Oleh: Juariah Anzib, S.Ag
Penulis Buku Wawasan Religius dan Inspirasi
Dalam buku 66 Muslimah Pengukir Sejarah, Ummu Isra' binti Arafah mengisahkan seorang ibu yang dikenal sebagai Ummu Ibrahim. Suatu hari, ia datang bersama anaknya yang berusia lima belas tahun ke majelis Abdul Wahid bin Zaid Al-Bashri untuk mendengarkan khutbah yang memotivasi umat Islam agar berjihad. Ketika itu, pasukan musuh menyerang salah satu tapal batas pertahanan Islam. Umat Islam harus bangkit mempertahankan wilayah Bashrah. Islam tidak mencari musuh, tetapi jika musuh menyerang, Islam pantang mundur. Prinsip Islam adalah tidak menyerang kecuali diserang terlebih dahulu.
Abdul Wahid, seorang ulama sufi yang terkenal, menyeru kaum muslimin untuk berjihad. Dalam khutbahnya, ia menggambarkan bidadari surga yang cantik jelita, bermahkotakan mutiara merah, dan duduk di singgasana mewah. Keelokan bidadari itu sulit digambarkan dengan kata-kata.
Khutbah tersebut menggerakkan hati seorang pemuda Bashrah untuk berjihad demi ridha Allah dan mempersunting bidadari surga. Berperang di jalan Allah hanya untuk mendapatkan imbalan dari-Nya, yaitu Ainal Mardhiah, gadis surgawi yang menjadi impian para mujahid. Mendengar khutbah tersebut, Ummu Ibrahim berkata kepada anaknya, "Wahai Ibrahim, apakah engkau ridha menjadikan gadis itu sebagai istrimu dengan mengorbankan dirimu di jalan Allah?" Dengan yakin, Ibrahim yang pernah bermimpi bertemu Ainal Mardhiah menjawab, "Demi Allah, wahai Ibu, aku sangat ridha."
Betapa gembiranya Ummu Ibrahim mendengar jawaban tersebut. Ia pulang dan kembali membawa sepuluh dinar sebagai mahar putranya. Uang itu diserahkan kepada Abdul Wahid sebagai biaya perang. Selain itu, Ummu Ibrahim membelikan seekor unta dan senjata untuk Ibrahim. Dengan penuh kasih, ia melepaskan putranya untuk berjihad melawan pasukan Romawi. Saat berpamitan, Ummu Ibrahim mencium kening putranya dan berkata, "Wahai anakku, semoga Allah mempertemukan kita kembali di hadapan-Nya pada hari kiamat."
Abdul Wahid melanjutkan kisahnya. Ketika pasukan Islam tiba di medan perang, terompet dibunyikan dan pertempuran pun pecah.

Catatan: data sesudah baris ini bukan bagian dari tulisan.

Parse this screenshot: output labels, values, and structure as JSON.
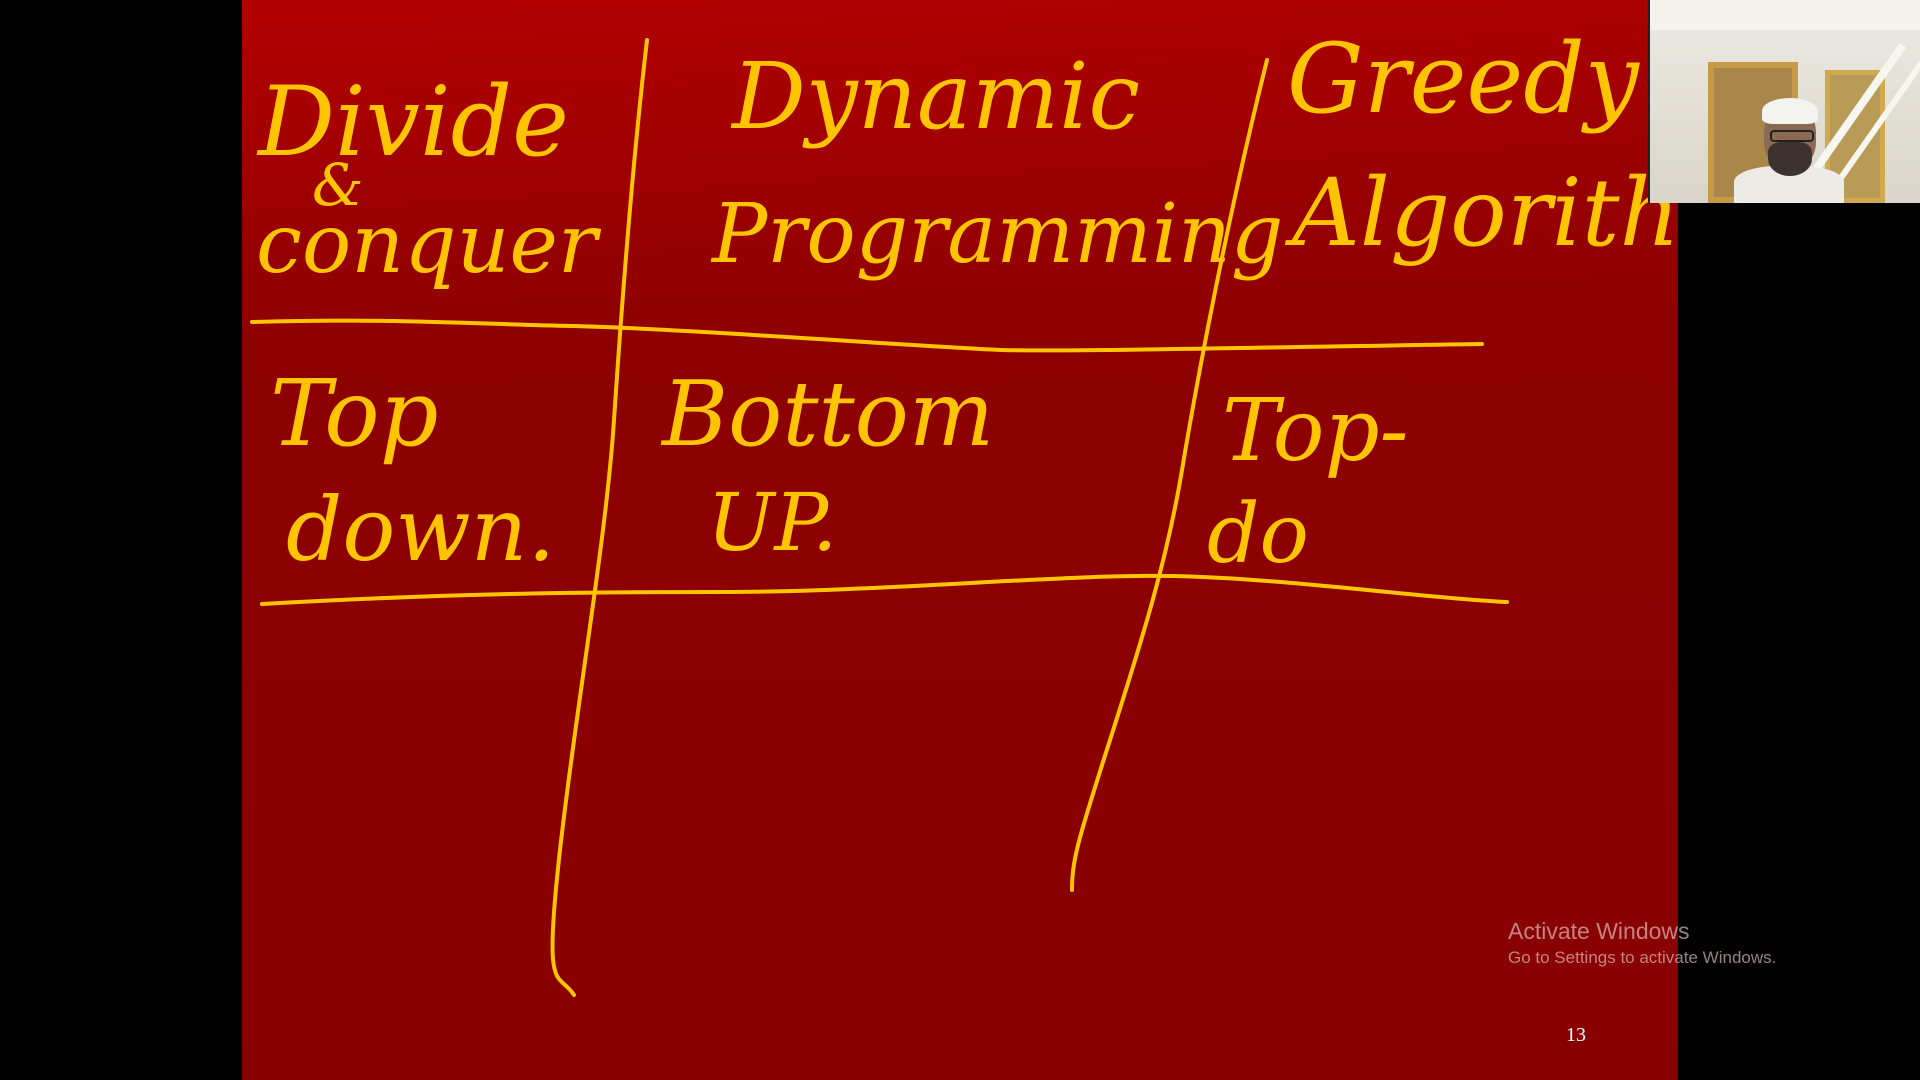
{
  "slide": {
    "background_color": "#8b0000",
    "ink_color": "#ffc107",
    "handwriting": {
      "col1_header_line1": "Divide",
      "col1_header_line2": "&",
      "col1_header_line3": "conquer",
      "col2_header_line1": "Dynamic",
      "col2_header_line2": "Programming",
      "col3_header_line1": "Greedy",
      "col3_header_line2": "Algorithm",
      "col1_row1_line1": "Top",
      "col1_row1_line2": "down.",
      "col2_row1_line1": "Bottom",
      "col2_row1_line2": "UP.",
      "col3_row1_line1": "Top-",
      "col3_row1_line2": "do"
    },
    "page_number": "13"
  },
  "watermark": {
    "title": "Activate Windows",
    "subtitle": "Go to Settings to activate Windows."
  },
  "webcam": {
    "icon": "presenter-webcam-feed"
  }
}
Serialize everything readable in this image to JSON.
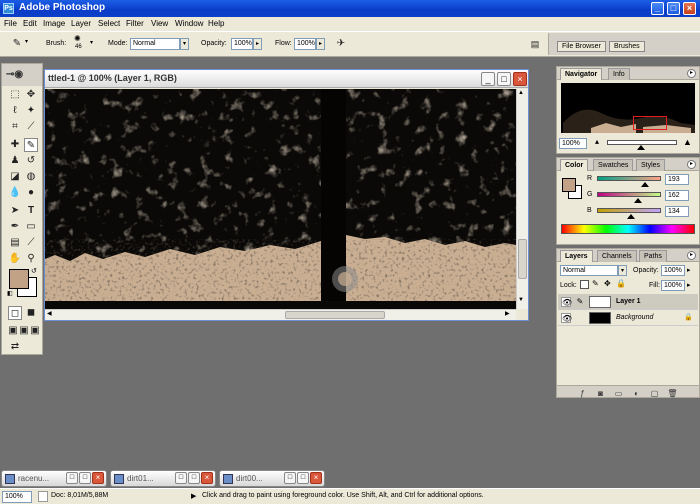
{
  "app": {
    "title": "Adobe Photoshop",
    "icon_text": "Ps"
  },
  "menu": [
    "File",
    "Edit",
    "Image",
    "Layer",
    "Select",
    "Filter",
    "View",
    "Window",
    "Help"
  ],
  "options": {
    "brush_label": "Brush:",
    "brush_size": "46",
    "mode_label": "Mode:",
    "mode_value": "Normal",
    "opacity_label": "Opacity:",
    "opacity_value": "100%",
    "flow_label": "Flow:",
    "flow_value": "100%"
  },
  "palette_well": {
    "tabs": [
      "File Browser",
      "Brushes"
    ]
  },
  "document": {
    "title": "ttled-1 @ 100% (Layer 1, RGB)"
  },
  "navigator": {
    "tabs": [
      "Navigator",
      "Info"
    ],
    "zoom": "100%"
  },
  "color": {
    "tabs": [
      "Color",
      "Swatches",
      "Styles"
    ],
    "channels": [
      {
        "label": "R",
        "value": "193",
        "level": 0.757
      },
      {
        "label": "G",
        "value": "162",
        "level": 0.635
      },
      {
        "label": "B",
        "value": "134",
        "level": 0.525
      }
    ],
    "foreground": "#c1a286",
    "background": "#ffffff"
  },
  "layers": {
    "tabs": [
      "Layers",
      "Channels",
      "Paths"
    ],
    "blend_mode": "Normal",
    "opacity_label": "Opacity:",
    "opacity_value": "100%",
    "lock_label": "Lock:",
    "fill_label": "Fill:",
    "fill_value": "100%",
    "items": [
      {
        "name": "Layer 1",
        "selected": true
      },
      {
        "name": "Background",
        "selected": false
      }
    ]
  },
  "taskbar": {
    "windows": [
      "racenu...",
      "dirt01...",
      "dirt00..."
    ]
  },
  "status": {
    "zoom": "100%",
    "doc_info": "Doc: 8,01M/5,88M",
    "hint": "Click and drag to paint using foreground color.  Use Shift, Alt, and Ctrl for additional options."
  },
  "colors": {
    "titlebar": "#0a3cc8",
    "chrome": "#ece9d8",
    "workspace": "#6f6f6f",
    "accent_red": "#e02020"
  }
}
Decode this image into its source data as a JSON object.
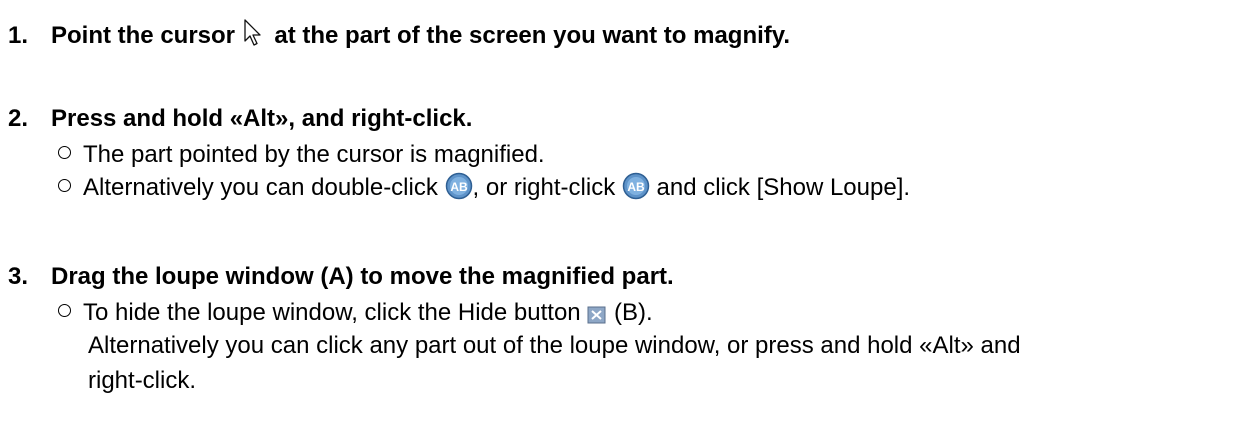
{
  "steps": [
    {
      "number": "1.",
      "text_before_icon": "Point the cursor",
      "icon": "cursor-arrow-icon",
      "text_after_icon": "at the part of the screen you want to magnify."
    },
    {
      "number": "2.",
      "text": "Press and hold «Alt», and right-click.",
      "bullets": [
        {
          "text": "The part pointed by the cursor is magnified."
        },
        {
          "part1": "Alternatively you can double-click",
          "icon1": "ab-loupe-icon",
          "part2": ", or right-click",
          "icon2": "ab-loupe-icon",
          "part3": "and click [Show Loupe]."
        }
      ]
    },
    {
      "number": "3.",
      "text": "Drag the loupe window (A) to move the magnified part.",
      "bullets": [
        {
          "part1": "To hide the loupe window, click the Hide button",
          "icon": "hide-button-icon",
          "part2": "(B).",
          "continuation_line1": "Alternatively you can click any part out of the loupe window, or press and hold «Alt» and",
          "continuation_line2": "right-click."
        }
      ]
    }
  ]
}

Ibrahim berada di barisan terdepan, dengan gagah ia membunuh banyak musuh hingga akhirnya ia gugur sebagai syuhada. Abdul Wahid berpesan kepada pasukannya agar tidak memberitahukan kematian Ibrahim kepada ibunya. Ia ingin menyampaikan kabar tersebut dengan cara yang terbaik agar Ummu Ibrahim tidak bersedih dan pahalanya tetap terjaga.
Setelah peperangan usai, pasukan kembali ke Bashrah dan disambut suka cita oleh penduduk. Ummu Ibrahim ada di antara mereka. Ketika melihat Abdul Wahid, ia bertanya, "Wahai Abdul Wahid, apakah hadiahku diterima hingga engkau mengucapkan selamat, atau ditolak hingga engkau menyampaikan belasungkawa?" Abdul Wahid menjawab, "Hadiahmu telah diterima. Ibrahim kini hidup bersama orang-orang yang diberi rezeki oleh Allah."
Mendengar jawaban tersebut, Ummu Ibrahim bersujud penuh syukur. Malam harinya, ia bermimpi bertemu Ibrahim yang berada di taman surga nan indah. Di sana, Ibrahim duduk di ranjang mutiara dengan mahkota di kepalanya. Ibrahim berkata, "Wahai Ibu, berbahagialah engkau, karena maharmu telah diterima Allah dan kini aku bersama pengantin pilihanmu."
Inilah bukti cinta abadi seorang ibu yang rela kehilangan anak demi kebahagiaannya.
Kebahagiaan hakiki yang abadi di akhirat. Pengorbanan ini tidak dapat dilakukan oleh sembarang ibu tanpa pemahaman iman yang mendalam. Semoga kita termasuk orang-orang yang memiliki iman sejati, mempersiapkan diri dan keluarga untuk kebahagiaan dunia dan akhirat.